Former NASA flight director Glynn Lunney, shown here in NASA's Mission Control Center during the Apollo 201 test flight in 1966, has died. File Photo courtesy of NASA
March 20 (UPI) -- Glynn S. Lunney, the engineer who played a key role in NASA's early efforts to launch astronauts into space and who led Mission Control through some of its most crucial missions, died after a long illness, the agency confirmed.

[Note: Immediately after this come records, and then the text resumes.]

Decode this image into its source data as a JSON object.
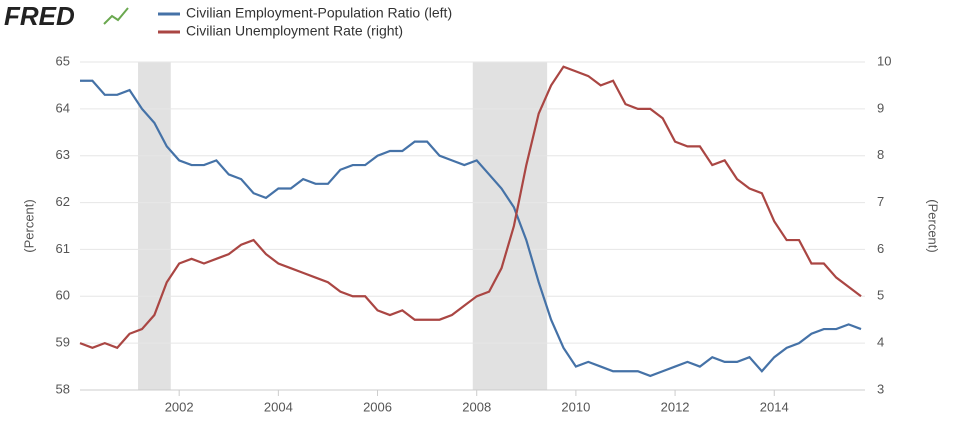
{
  "logo": "FRED",
  "chart_data": {
    "type": "line",
    "x": [
      2000.0,
      2000.25,
      2000.5,
      2000.75,
      2001.0,
      2001.25,
      2001.5,
      2001.75,
      2002.0,
      2002.25,
      2002.5,
      2002.75,
      2003.0,
      2003.25,
      2003.5,
      2003.75,
      2004.0,
      2004.25,
      2004.5,
      2004.75,
      2005.0,
      2005.25,
      2005.5,
      2005.75,
      2006.0,
      2006.25,
      2006.5,
      2006.75,
      2007.0,
      2007.25,
      2007.5,
      2007.75,
      2008.0,
      2008.25,
      2008.5,
      2008.75,
      2009.0,
      2009.25,
      2009.5,
      2009.75,
      2010.0,
      2010.25,
      2010.5,
      2010.75,
      2011.0,
      2011.25,
      2011.5,
      2011.75,
      2012.0,
      2012.25,
      2012.5,
      2012.75,
      2013.0,
      2013.25,
      2013.5,
      2013.75,
      2014.0,
      2014.25,
      2014.5,
      2014.75,
      2015.0,
      2015.25,
      2015.5,
      2015.75
    ],
    "series": [
      {
        "name": "Civilian Employment-Population Ratio (left)",
        "color": "#4572a7",
        "axis": "y",
        "values": [
          64.6,
          64.6,
          64.3,
          64.3,
          64.4,
          64.0,
          63.7,
          63.2,
          62.9,
          62.8,
          62.8,
          62.9,
          62.6,
          62.5,
          62.2,
          62.1,
          62.3,
          62.3,
          62.5,
          62.4,
          62.4,
          62.7,
          62.8,
          62.8,
          63.0,
          63.1,
          63.1,
          63.3,
          63.3,
          63.0,
          62.9,
          62.8,
          62.9,
          62.6,
          62.3,
          61.9,
          61.2,
          60.3,
          59.5,
          58.9,
          58.5,
          58.6,
          58.5,
          58.4,
          58.4,
          58.4,
          58.3,
          58.4,
          58.5,
          58.6,
          58.5,
          58.7,
          58.6,
          58.6,
          58.7,
          58.4,
          58.7,
          58.9,
          59.0,
          59.2,
          59.3,
          59.3,
          59.4,
          59.3
        ]
      },
      {
        "name": "Civilian Unemployment Rate (right)",
        "color": "#aa4643",
        "axis": "y2",
        "values": [
          4.0,
          3.9,
          4.0,
          3.9,
          4.2,
          4.3,
          4.6,
          5.3,
          5.7,
          5.8,
          5.7,
          5.8,
          5.9,
          6.1,
          6.2,
          5.9,
          5.7,
          5.6,
          5.5,
          5.4,
          5.3,
          5.1,
          5.0,
          5.0,
          4.7,
          4.6,
          4.7,
          4.5,
          4.5,
          4.5,
          4.6,
          4.8,
          5.0,
          5.1,
          5.6,
          6.5,
          7.8,
          8.9,
          9.5,
          9.9,
          9.8,
          9.7,
          9.5,
          9.6,
          9.1,
          9.0,
          9.0,
          8.8,
          8.3,
          8.2,
          8.2,
          7.8,
          7.9,
          7.5,
          7.3,
          7.2,
          6.6,
          6.2,
          6.2,
          5.7,
          5.7,
          5.4,
          5.2,
          5.0
        ]
      }
    ],
    "recessions": [
      [
        2001.17,
        2001.83
      ],
      [
        2007.92,
        2009.42
      ]
    ],
    "recession_color": "#e1e1e1",
    "xlim": [
      2000.0,
      2015.83
    ],
    "xticks": [
      2002,
      2004,
      2006,
      2008,
      2010,
      2012,
      2014
    ],
    "ylim": [
      58,
      65
    ],
    "yticks": [
      58,
      59,
      60,
      61,
      62,
      63,
      64,
      65
    ],
    "y2lim": [
      3,
      10
    ],
    "y2ticks": [
      3,
      4,
      5,
      6,
      7,
      8,
      9,
      10
    ],
    "ylabel": "(Percent)",
    "y2label": "(Percent)",
    "grid": true
  }
}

He was 84.
NASA, which said Lunney died Friday, didn't offer details on his cause of death.
"Glynn was the right person for the right time in history," Mark Geyer, director of NASA's Johnson Space Center in Houston, said in a statement. "His unique leadership and remarkably quick intellect were critical to the success of some of the most iconic accomplishments in human spaceflight."
According to NASA, Lunney joined the agency in 1963, becoming its fourth flight director.
He led the Mercury, Gemini, Apollo, Skylab and Space Shuttle programs before retiring from the agency in 1985, then led human spaceflight activities in private industry with Rockwell International and, later, United Space Alliance until his retirement in 1995.
Lunney received the Presidential Medal Freedom as part of the Apollo 13 Mission Operations Team in recognition of actions that made it possible to save three Apollo 13 astronauts aboard a spacecraft that became disabled on the way to the moon on a 1970 mission.
Under Lunney's guidance, the team worked with the astronauts to shut down the command module systems so that the lunar module could be used as a lifeboat for the crew during the journey home to Earth keeping the crew alive and safe while NASA's teams developed longer-term plans for successful re-entry and splashdown.
"I felt that the Black Team shift immediately after the explosion and for the next 14 hours was the best piece of operations work I ever did or could hope to do," he said later. "It posed a continuous demand for the best decisions often without hard data and mostly on the basis of judgment, in the face of the most severe in-flight emergency faced thus far in manned space flight. There might have been a 'better' solution, but it still is not apparent what it would be. Perhaps, we could have been a little quicker at times but we were consciously deliberate."
He also played a key role in the planning and negotiations that led to the Apollo-Soyuz Test Project, culminating in the docking of an American Apollo and a Russian Soyuz spacecraft in 1975 and paving the way for cooperative efforts on the International Space Station.